Le dispositif scénique est essentiellement composé de deux grands paravents grillagés figurant les cages des combats de coqs qu'affectionnait Manuel Torre. L'avant scène côté jardin est occupée par les comédiennes représentant Antonia la Gamba âgée et sa confidente. Elles seront les charnières entre chaque tableau et la voix lead qui guide les artistes dans les méandres de la vie du cantaor. La rencontre et l'éblouissement devant le talent, l'époque joyeuse des cafés cantantes qui donne lieu à une Alegria inhabituelle chez la jerezana, les saetas déchirantes, la condition de la femme de l'époque, les rivalités entre cantaores, la maladie, la mort, un long parcours où dominent la souffrance, la peine, la douleur.

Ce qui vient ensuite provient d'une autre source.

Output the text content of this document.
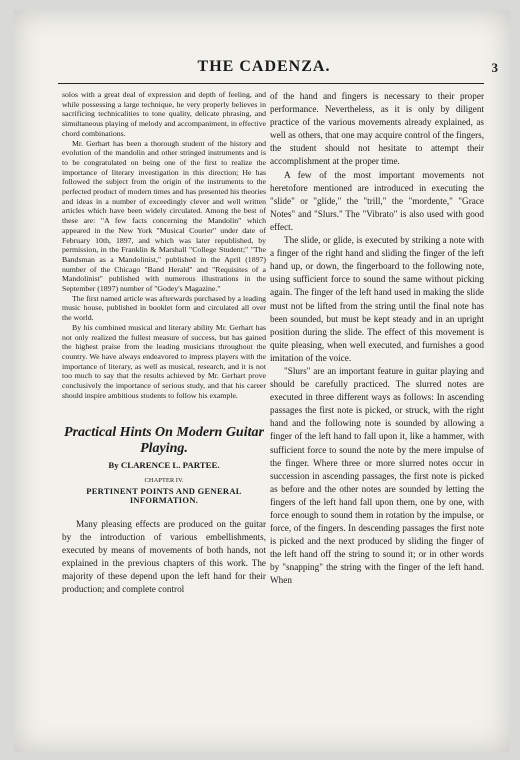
THE CADENZA.	3

solos with a great deal of expression and depth of feeling, and while possessing a large technique, he very properly believes in sacrificing technicalities to tone quality, delicate phrasing, and simultaneous playing of melody and accompaniment, in effective chord combinations.

Mr. Gerhart has been a thorough student of the history and evolution of the mandolin and other stringed instruments and is to be congratulated on being one of the first to realize the importance of literary investigation in this direction; He has followed the subject from the origin of the instruments to the perfected product of modern times and has presented his theories and ideas in a number of exceedingly clever and well written articles which have been widely circulated. Among the best of these are: "A few facts concerning the Mandolin" which appeared in the New York "Musical Courier" under date of February 10th, 1897, and which was later republished, by permission, in the Franklin & Marshall "College Student;" "The Bandsman as a Mandolinist," published in the April (1897) number of the Chicago "Band Herald" and "Requisites of a Mandolinist" published with numerous illustrations in the September (1897) number of "Godey's Magazine."

The first named article was afterwards purchased by a leading music house, published in booklet form and circulated all over the world.

By his combined musical and literary ability Mr. Gerhart has not only realized the fullest measure of success, but has gained the highest praise from the leading musicians throughout the country. We have always endeavored to impress players with the importance of literary, as well as musical, research, and it is not too much to say that the results achieved by Mr. Gerhart prove conclusively the importance of serious study, and that his career should inspire ambitious students to follow his example.

Practical Hints On Modern Guitar Playing.
By CLARENCE L. PARTEE.
CHAPTER IV.
PERTINENT POINTS AND GENERAL INFORMATION.

Many pleasing effects are produced on the guitar by the introduction of various embellishments, executed by means of movements of both hands, not explained in the previous chapters of this work. The majority of these depend upon the left hand for their production; and complete control

of the hand and fingers is necessary to their proper performance. Nevertheless, as it is only by diligent practice of the various movements already explained, as well as others, that one may acquire control of the fingers, the student should not hesitate to attempt their accomplishment at the proper time.

A few of the most important movements not heretofore mentioned are introduced in executing the "slide" or "glide," the "trill," the "mordente," "Grace Notes" and "Slurs." The "Vibrato" is also used with good effect.

The slide, or glide, is executed by striking a note with a finger of the right hand and sliding the finger of the left hand up, or down, the fingerboard to the following note, using sufficient force to sound the same without picking again. The finger of the left hand used in making the slide must not be lifted from the string until the final note has been sounded, but must be kept steady and in an upright position during the slide. The effect of this movement is quite pleasing, when well executed, and furnishes a good imitation of the voice.

"Slurs" are an important feature in guitar playing and should be carefully practiced. The slurred notes are executed in three different ways as follows: In ascending passages the first note is picked, or struck, with the right hand and the following note is sounded by allowing a finger of the left hand to fall upon it, like a hammer, with sufficient force to sound the note by the mere impulse of the finger. Where three or more slurred notes occur in succession in ascending passages, the first note is picked as before and the other notes are sounded by letting the fingers of the left hand fall upon them, one by one, with force enough to sound them in rotation by the impulse, or force, of the fingers. In descending passages the first note is picked and the next produced by sliding the finger of the left hand off the string to sound it; or in other words by "snapping" the string with the finger of the left hand. When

María del Mar Moreno incarne une Antonia la Gamba lorquienne, se débattant entre la fatalité de sa condition et ses élans vitaux. Ses talents de comédienne rajoutent à sa danse une dimension tragique. Que ce soit dans les Seguiriyas la Farruca, los Tarantos ou la Soleá elle apparaît toujours inspirée, forte de son art dénudé qu'elle revendique pur et authentique et dans lequel elle excelle. Antonio Malena campe un Manuel Torre seigneurial. Sa voix puissante explore les recoins de l'âme avec cette élégance et cette sobriété qui le caractérisent. On lui découvre un jeu d' acteur émouvant dans les derniers instants du maître. Il est secondé par son frère aîné Manuel Malena et Antonio Peña El Tolo qui apportent les nuances nécessaires pour rendre compte de l'ampleur du génie.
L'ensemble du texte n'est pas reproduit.